Chapter 3 Exploring data
Chapter 24 from The Quick Python Book, 3rd edition by Naomi Ceder.
This chapter covers:
Python’s advantages for handling data
Jupyter Notebook
pandas
Data aggregation
Plots with matplotlib
Over the past few chapters, I’ve dealt with some aspects of using Python to get and clean data. Now it’s time to look at a few of the things that Python can help you do to manipulate and explore data.
24.1 Python tools for data exploration
In this chapter, we’ll look at some common Python tools for data exploration: Jupyter notebook, pandas, and matplotlib. I can only touch briefly on a few features of these tools, but the aim is to give you an idea of what is possible and some initial tools to use in exploring data with Python.
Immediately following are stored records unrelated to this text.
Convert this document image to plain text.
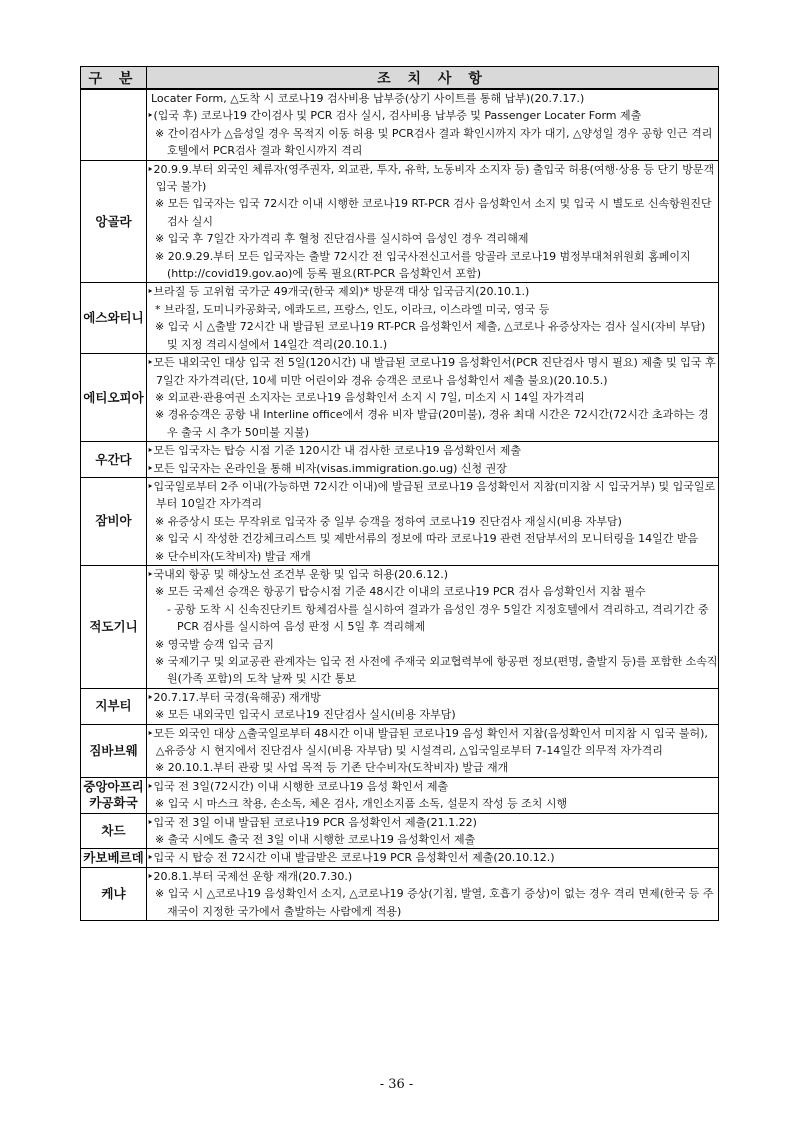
구 분	조 치 사 항

	Locater Form, △도착 시 코로나19 검사비용 납부증(상기 사이트를 통해 납부)(20.7.17.)
‣(입국 후) 코로나19 간이검사 및 PCR 검사 실시, 검사비용 납부증 및 Passenger Locater Form 제출
※ 간이검사가 △음성일 경우 목적지 이동 허용 및 PCR검사 결과 확인시까지 자가 대기, △양성일 경우 공항 인근 격리호텔에서 PCR검사 결과 확인시까지 격리

앙골라	‣20.9.9.부터 외국인 체류자(영주권자, 외교관, 투자, 유학, 노동비자 소지자 등) 출입국 허용(여행·상용 등 단기 방문객 입국 불가)
※ 모든 입국자는 입국 72시간 이내 시행한 코로나19 RT-PCR 검사 음성확인서 소지 및 입국 시 별도로 신속항원진단검사 실시
※ 입국 후 7일간 자가격리 후 혈청 진단검사를 실시하여 음성인 경우 격리해제
※ 20.9.29.부터 모든 입국자는 출발 72시간 전 입국사전신고서를 앙골라 코로나19 범정부대처위원회 홈페이지(http://covid19.gov.ao)에 등록 필요(RT-PCR 음성확인서 포함)

에스와티니	‣브라질 등 고위험 국가군 49개국(한국 제외)* 방문객 대상 입국금지(20.10.1.)
* 브라질, 도미니카공화국, 에콰도르, 프랑스, 인도, 이라크, 이스라엘 미국, 영국 등
※ 입국 시 △출발 72시간 내 발급된 코로나19 RT-PCR 음성확인서 제출, △코로나 유증상자는 검사 실시(자비 부담) 및 지정 격리시설에서 14일간 격리(20.10.1.)

에티오피아	‣모든 내외국인 대상 입국 전 5일(120시간) 내 발급된 코로나19 음성확인서(PCR 진단검사 명시 필요) 제출 및 입국 후 7일간 자가격리(단, 10세 미만 어린이와 경유 승객은 코로나 음성확인서 제출 불요)(20.10.5.)
※ 외교관·관용여권 소지자는 코로나19 음성확인서 소지 시 7일, 미소지 시 14일 자가격리
※ 경유승객은 공항 내 Interline office에서 경유 비자 발급(20미불), 경유 최대 시간은 72시간(72시간 초과하는 경우 출국 시 추가 50미불 지불)

우간다	‣모든 입국자는 탑승 시점 기준 120시간 내 검사한 코로나19 음성확인서 제출
‣모든 입국자는 온라인을 통해 비자(visas.immigration.go.ug) 신청 권장

잠비아	‣입국일로부터 2주 이내(가능하면 72시간 이내)에 발급된 코로나19 음성확인서 지참(미지참 시 입국거부) 및 입국일로부터 10일간 자가격리
※ 유증상시 또는 무작위로 입국자 중 일부 승객을 정하여 코로나19 진단검사 재실시(비용 자부담)
※ 입국 시 작성한 건강체크리스트 및 제반서류의 정보에 따라 코로나19 관련 전담부서의 모니터링을 14일간 받음
※ 단수비자(도착비자) 발급 재개

적도기니	‣국내외 항공 및 해상노선 조건부 운항 및 입국 허용(20.6.12.)
※ 모든 국제선 승객은 항공기 탑승시점 기준 48시간 이내의 코로나19 PCR 검사 음성확인서 지참 필수
- 공항 도착 시 신속진단키트 항체검사를 실시하여 결과가 음성인 경우 5일간 지정호텔에서 격리하고, 격리기간 중 PCR 검사를 실시하여 음성 판정 시 5일 후 격리해제
※ 영국발 승객 입국 금지
※ 국제기구 및 외교공관 관계자는 입국 전 사전에 주재국 외교협력부에 항공편 정보(편명, 출발지 등)를 포함한 소속직원(가족 포함)의 도착 날짜 및 시간 통보

지부티	‣20.7.17.부터 국경(육해공) 재개방
※ 모든 내외국민 입국시 코로나19 진단검사 실시(비용 자부담)

짐바브웨	‣모든 외국인 대상 △출국일로부터 48시간 이내 발급된 코로나19 음성 확인서 지참(음성확인서 미지참 시 입국 불허), △유증상 시 현지에서 진단검사 실시(비용 자부담) 및 시설격리, △입국일로부터 7-14일간 의무적 자가격리
※ 20.10.1.부터 관광 및 사업 목적 등 기존 단수비자(도착비자) 발급 재개

중앙아프리카공화국	‣입국 전 3일(72시간) 이내 시행한 코로나19 음성 확인서 제출
※ 입국 시 마스크 착용, 손소독, 체온 검사, 개인소지품 소독, 설문지 작성 등 조치 시행

차드	‣입국 전 3일 이내 발급된 코로나19 PCR 음성확인서 제출(21.1.22)
※ 출국 시에도 출국 전 3일 이내 시행한 코로나19 음성확인서 제출

카보베르데	‣입국 시 탑승 전 72시간 이내 발급받은 코로나19 PCR 음성확인서 제출(20.10.12.)

케냐	‣20.8.1.부터 국제선 운항 재개(20.7.30.)
※ 입국 시 △코로나19 음성확인서 소지, △코로나19 증상(기침, 발열, 호흡기 증상)이 없는 경우 격리 면제(한국 등 주재국이 지정한 국가에서 출발하는 사람에게 적용)
- 36 -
24.1.1 Python’s advantages for exploring data
Python has become one of the leading languages for data science and continues to grow in that area. As I’ve mentioned, however, Python isn’t always the fastest language in terms of raw performance. Conversely, some data-crunching libraries, such as NumPy, are largely written in C and heavily optimized to the point that speed isn’t an issue. In addition, considerations such as readability and accessibility often outweigh pure speed; minimizing the amount of developer time needed is often more important. Python is readable and accessible, and both on its own and in combination with tools developed in the Python community, it’s an enormously powerful tool for manipulating and exploring data.